На каждой машине по два человека — торговать поросятами. Один поросенок — семьдесят пять рублей. Еще очередь за ними.
— Там стоять долго, — сказала Лида Бессонова председателю. — Поросят зазнобим, они на ноги не станут.
— Что вы предлагаете?
— Часа в три поедем. К открытию.
— А здесь? Теплей, что ли?
Логика колхозников председателя озаботила. Он уже не настаивал на немедленном отправлении машин и еще не знал выхода. Он отвернул тент, поднялся на колесо и заглянул в кузов. Поросята, набитые тесными спинками, как белые булыжники, сдавливали друг друга боками. Он потрогал их в темноте — теплые, податливые. Спинки хрюкали у него под пальцами, и визг, как рябь по воде, прошел по машине.
Председатель соскочил.
— А если… Ну-ка сбегайте за Макосовым. Давайте в гараж.
И пришло оживление.
— В три часа отправитесь. А пока пусть постоят в тепле.
Две машины ввели в гараж, а третья не входила — дуги высоки. Мучились, мучились — чуть дуги не сломали о верхний косяк. Оставили на улице. Откатили. Постояли рядом, досадуя и не находя выхода.

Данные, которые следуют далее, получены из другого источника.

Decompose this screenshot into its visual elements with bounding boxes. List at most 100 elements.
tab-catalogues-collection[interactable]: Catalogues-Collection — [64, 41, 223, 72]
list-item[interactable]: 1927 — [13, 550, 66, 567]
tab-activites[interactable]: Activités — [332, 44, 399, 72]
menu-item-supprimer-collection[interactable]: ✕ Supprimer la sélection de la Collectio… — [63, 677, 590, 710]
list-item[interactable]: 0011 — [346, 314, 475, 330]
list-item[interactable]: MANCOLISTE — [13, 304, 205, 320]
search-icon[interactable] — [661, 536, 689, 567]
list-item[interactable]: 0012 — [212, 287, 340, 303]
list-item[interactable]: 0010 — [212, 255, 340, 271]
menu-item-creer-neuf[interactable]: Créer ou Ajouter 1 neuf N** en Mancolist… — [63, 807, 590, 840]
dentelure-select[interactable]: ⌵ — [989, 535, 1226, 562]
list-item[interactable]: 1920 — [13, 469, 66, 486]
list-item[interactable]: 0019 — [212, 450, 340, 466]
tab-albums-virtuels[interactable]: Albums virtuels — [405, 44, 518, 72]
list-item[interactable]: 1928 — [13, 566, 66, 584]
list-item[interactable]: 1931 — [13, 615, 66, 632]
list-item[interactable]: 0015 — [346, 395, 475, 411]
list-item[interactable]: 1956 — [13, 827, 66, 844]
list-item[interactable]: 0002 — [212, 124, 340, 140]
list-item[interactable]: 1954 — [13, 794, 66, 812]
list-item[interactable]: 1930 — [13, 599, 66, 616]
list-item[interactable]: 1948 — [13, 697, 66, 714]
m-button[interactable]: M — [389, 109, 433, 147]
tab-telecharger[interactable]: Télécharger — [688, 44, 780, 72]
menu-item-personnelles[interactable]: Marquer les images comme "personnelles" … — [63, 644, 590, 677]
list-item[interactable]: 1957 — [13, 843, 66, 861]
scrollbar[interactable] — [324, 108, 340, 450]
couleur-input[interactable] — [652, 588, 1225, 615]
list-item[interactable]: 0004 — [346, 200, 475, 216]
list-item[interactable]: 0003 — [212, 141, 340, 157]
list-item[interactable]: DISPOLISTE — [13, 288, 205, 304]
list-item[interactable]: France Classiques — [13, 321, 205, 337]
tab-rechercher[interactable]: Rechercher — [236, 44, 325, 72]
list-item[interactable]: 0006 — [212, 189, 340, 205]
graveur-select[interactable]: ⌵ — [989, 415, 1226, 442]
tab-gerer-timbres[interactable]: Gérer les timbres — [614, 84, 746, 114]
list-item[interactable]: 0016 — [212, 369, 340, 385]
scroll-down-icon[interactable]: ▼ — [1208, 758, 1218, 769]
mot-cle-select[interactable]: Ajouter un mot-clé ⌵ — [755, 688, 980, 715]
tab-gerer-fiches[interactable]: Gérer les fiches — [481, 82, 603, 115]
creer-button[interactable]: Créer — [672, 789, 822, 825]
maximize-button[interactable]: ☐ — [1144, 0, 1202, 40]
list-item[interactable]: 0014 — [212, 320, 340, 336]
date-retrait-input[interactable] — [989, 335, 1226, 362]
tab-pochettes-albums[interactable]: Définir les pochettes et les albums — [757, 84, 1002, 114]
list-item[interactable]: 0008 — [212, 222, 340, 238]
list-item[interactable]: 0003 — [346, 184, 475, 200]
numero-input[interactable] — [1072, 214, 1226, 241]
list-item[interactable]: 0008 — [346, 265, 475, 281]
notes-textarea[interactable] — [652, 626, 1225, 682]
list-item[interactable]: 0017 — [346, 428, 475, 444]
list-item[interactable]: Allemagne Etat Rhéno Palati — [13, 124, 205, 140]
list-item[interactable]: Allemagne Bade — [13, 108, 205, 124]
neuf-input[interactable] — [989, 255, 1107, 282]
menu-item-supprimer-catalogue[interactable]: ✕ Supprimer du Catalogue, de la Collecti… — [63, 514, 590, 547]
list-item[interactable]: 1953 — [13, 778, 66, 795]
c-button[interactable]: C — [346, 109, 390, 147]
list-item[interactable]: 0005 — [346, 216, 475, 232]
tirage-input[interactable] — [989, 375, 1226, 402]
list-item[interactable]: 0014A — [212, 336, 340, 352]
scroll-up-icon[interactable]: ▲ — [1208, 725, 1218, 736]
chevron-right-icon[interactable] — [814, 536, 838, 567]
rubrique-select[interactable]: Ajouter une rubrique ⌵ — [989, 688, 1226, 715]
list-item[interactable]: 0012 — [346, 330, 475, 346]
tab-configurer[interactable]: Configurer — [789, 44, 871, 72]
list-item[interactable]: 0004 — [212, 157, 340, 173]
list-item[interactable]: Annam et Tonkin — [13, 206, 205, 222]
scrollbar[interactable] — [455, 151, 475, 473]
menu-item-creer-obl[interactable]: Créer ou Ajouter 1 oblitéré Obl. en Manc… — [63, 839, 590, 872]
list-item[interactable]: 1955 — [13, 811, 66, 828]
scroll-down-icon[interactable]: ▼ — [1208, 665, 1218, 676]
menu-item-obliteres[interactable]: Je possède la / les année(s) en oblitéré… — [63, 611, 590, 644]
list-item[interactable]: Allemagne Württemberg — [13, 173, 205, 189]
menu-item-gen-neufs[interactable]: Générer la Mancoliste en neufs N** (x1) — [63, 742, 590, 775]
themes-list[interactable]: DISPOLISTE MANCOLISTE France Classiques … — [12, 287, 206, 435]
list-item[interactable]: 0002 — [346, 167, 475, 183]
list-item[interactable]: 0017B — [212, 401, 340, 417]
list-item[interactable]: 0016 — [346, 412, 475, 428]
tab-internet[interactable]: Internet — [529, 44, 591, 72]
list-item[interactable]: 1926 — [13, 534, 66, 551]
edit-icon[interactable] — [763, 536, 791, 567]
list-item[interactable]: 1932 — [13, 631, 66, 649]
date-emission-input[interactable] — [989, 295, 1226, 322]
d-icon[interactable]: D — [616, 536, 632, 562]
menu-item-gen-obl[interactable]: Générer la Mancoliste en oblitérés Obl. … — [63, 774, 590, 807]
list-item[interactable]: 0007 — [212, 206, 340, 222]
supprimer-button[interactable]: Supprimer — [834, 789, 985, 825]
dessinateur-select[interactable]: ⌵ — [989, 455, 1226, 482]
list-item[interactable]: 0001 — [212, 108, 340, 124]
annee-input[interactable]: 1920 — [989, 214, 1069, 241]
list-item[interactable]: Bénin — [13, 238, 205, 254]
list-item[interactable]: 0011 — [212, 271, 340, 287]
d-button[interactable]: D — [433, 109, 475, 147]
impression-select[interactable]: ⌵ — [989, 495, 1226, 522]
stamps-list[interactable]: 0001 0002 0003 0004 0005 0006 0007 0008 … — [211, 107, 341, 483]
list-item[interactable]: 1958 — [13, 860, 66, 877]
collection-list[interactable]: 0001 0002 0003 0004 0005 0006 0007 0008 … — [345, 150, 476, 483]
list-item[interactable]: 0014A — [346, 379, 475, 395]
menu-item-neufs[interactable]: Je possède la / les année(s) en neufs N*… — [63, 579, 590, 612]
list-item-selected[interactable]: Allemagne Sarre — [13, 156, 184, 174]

— Ладно. Подоткните получше тент. Пусть тут стоит. Только почаще проверять приходите.
Вместе со всеми председатель ушел домой. Сопровождающие перед отъездом в баню сходили. Часа по два успели поспать. Оделись потеплее и к трем часам были на месте.
Открыли гараж. Петр Ларин зашел в темноту, поднял тент сзади, потрогал на ощупь.
— Спят. Крепче нас. Э!..
Сережа Чекин вывел машину. Лида Бессонова залезла в кузов, расталкивая и выбирая, куда поставить ногу. Ничто не шевельнулось.
— Ой!.. — Она нырнула под тент. И показалась снова быстро и молча. На нее глянули и полезли в машину. Поросята были мертвы.
Бросились к другой машине, что еще стояла в гараже, и там, под тентом, не было движения. Поросята еще теплые. Раздвигали их, безжизненных, они ударялись о кузов головками. Рты их открыты. Ноги, прижатые к животам, затвердели.
Только в машине, что не вошла в гараж, поросята визжали и жались друг к дружке боками. Из ста двадцати поросят, отгруженных на продажу, — восемьдесят задохлись от газа.
Ночью сбегали за председателем. Утром вся деревня возбужденно жила тягостным событием.